Les images décoratives ont un alt vide. Les images qui ne véhiculent pas d’information (espaces, bordures décoratives) doivent avoir alt="" pour que les lecteurs d’écran les ignorent. N’omettez pas totalement l’attribut alt — cela amène les lecteurs d’écran à lire le nom de fichier.
Le texte alternatif est concis mais complet. Visez moins de 125 caractères. Décrivez l’information essentielle. Pour les images complexes comme des graphiques, fournissez un résumé textuel à proximité.
Les images ne sont pas le seul moyen de transmettre une information. Si une image contient du texte, ce texte doit également apparaître comme du vrai texte. Si un graphique montre des données, résumez les principaux enseignements en texte.
Les GIF animés sont utilisés avec parcimonie. Un contenu clignotant ou changeant rapidement peut déclencher des crises. Si vous utilisez une animation, assurez-vous qu’elle ne clignote pas plus de trois fois par seconde. Fournissez un moyen de mettre l’animation en pause si possible.
Texte et typographie
La taille de police est lisible. Minimum 14px pour le corps du texte, idéalement 16px. Un texte plus petit est difficile pour beaucoup d’utilisateurs, pas seulement ceux ayant des déficiences visuelles.

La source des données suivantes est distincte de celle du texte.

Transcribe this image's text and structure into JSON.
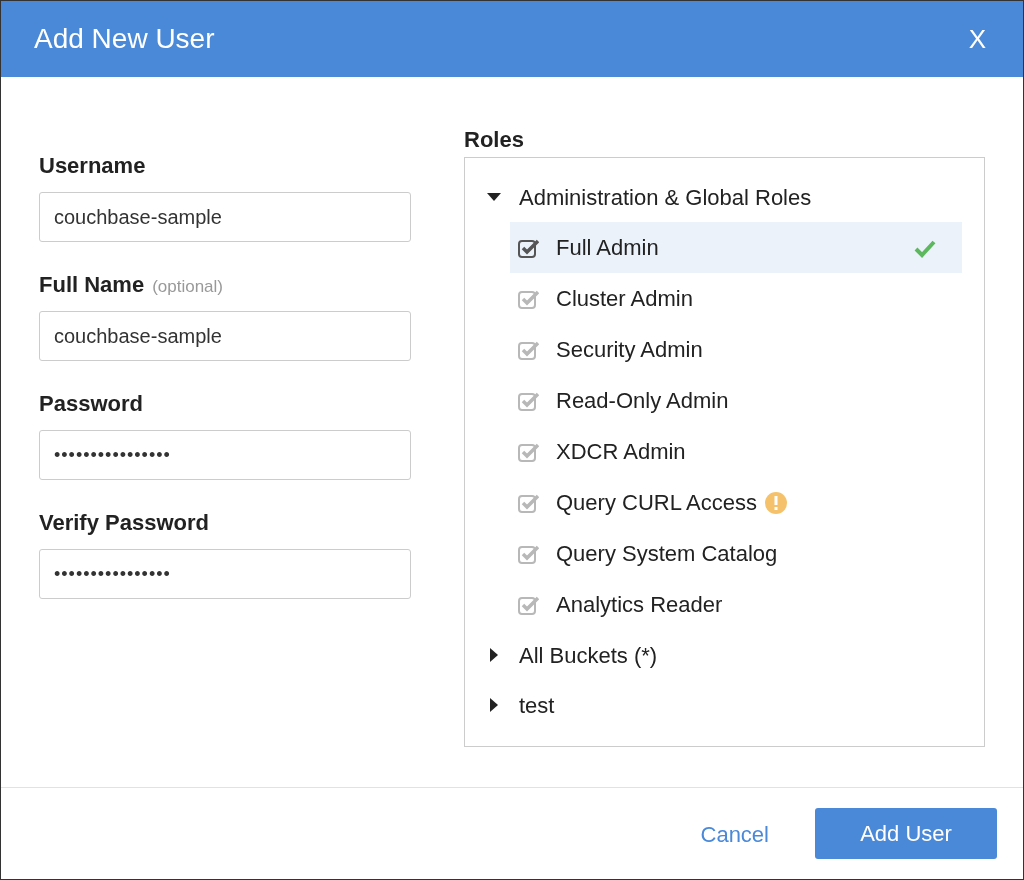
{
  "dialog": {
    "title": "Add New User",
    "close": "X"
  },
  "fields": [
    {
      "label": "Username",
      "kind": "text",
      "value": "couchbase-sample"
    },
    {
      "label": "Full Name",
      "hint": "(optional)",
      "kind": "text",
      "value": "couchbase-sample"
    },
    {
      "label": "Password",
      "kind": "password",
      "value": "••••••••••••••••"
    },
    {
      "label": "Verify Password",
      "kind": "password",
      "value": "••••••••••••••••"
    }
  ],
  "roles": {
    "title": "Roles",
    "groups": [
      {
        "label": "Administration & Global Roles",
        "expanded": true,
        "children": [
          {
            "label": "Full Admin",
            "checked": true,
            "disabled": false,
            "selected": true,
            "warning": false
          },
          {
            "label": "Cluster Admin",
            "checked": true,
            "disabled": true,
            "selected": false,
            "warning": false
          },
          {
            "label": "Security Admin",
            "checked": true,
            "disabled": true,
            "selected": false,
            "warning": false
          },
          {
            "label": "Read-Only Admin",
            "checked": true,
            "disabled": true,
            "selected": false,
            "warning": false
          },
          {
            "label": "XDCR Admin",
            "checked": true,
            "disabled": true,
            "selected": false,
            "warning": false
          },
          {
            "label": "Query CURL Access",
            "checked": true,
            "disabled": true,
            "selected": false,
            "warning": true
          },
          {
            "label": "Query System Catalog",
            "checked": true,
            "disabled": true,
            "selected": false,
            "warning": false
          },
          {
            "label": "Analytics Reader",
            "checked": true,
            "disabled": true,
            "selected": false,
            "warning": false
          }
        ]
      },
      {
        "label": "All Buckets (*)",
        "expanded": false
      },
      {
        "label": "test",
        "expanded": false
      }
    ]
  },
  "buttons": {
    "cancel": "Cancel",
    "submit": "Add User"
  }
}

L’interligne est suffisant. Au moins 1.5x la taille de police. Un texte tassé est difficile à lire pour tout le monde et particulièrement pour les personnes dyslexiques ou avec des déficiences cognitives.
Le contraste des couleurs respecte les normes WCAG. Le texte doit avoir un ratio de contraste d’au moins 4.5:1 par rapport à son arrière-plan (3:1 pour le texte de grande taille). Utilisez un outil de vérification du contraste pour le confirmer.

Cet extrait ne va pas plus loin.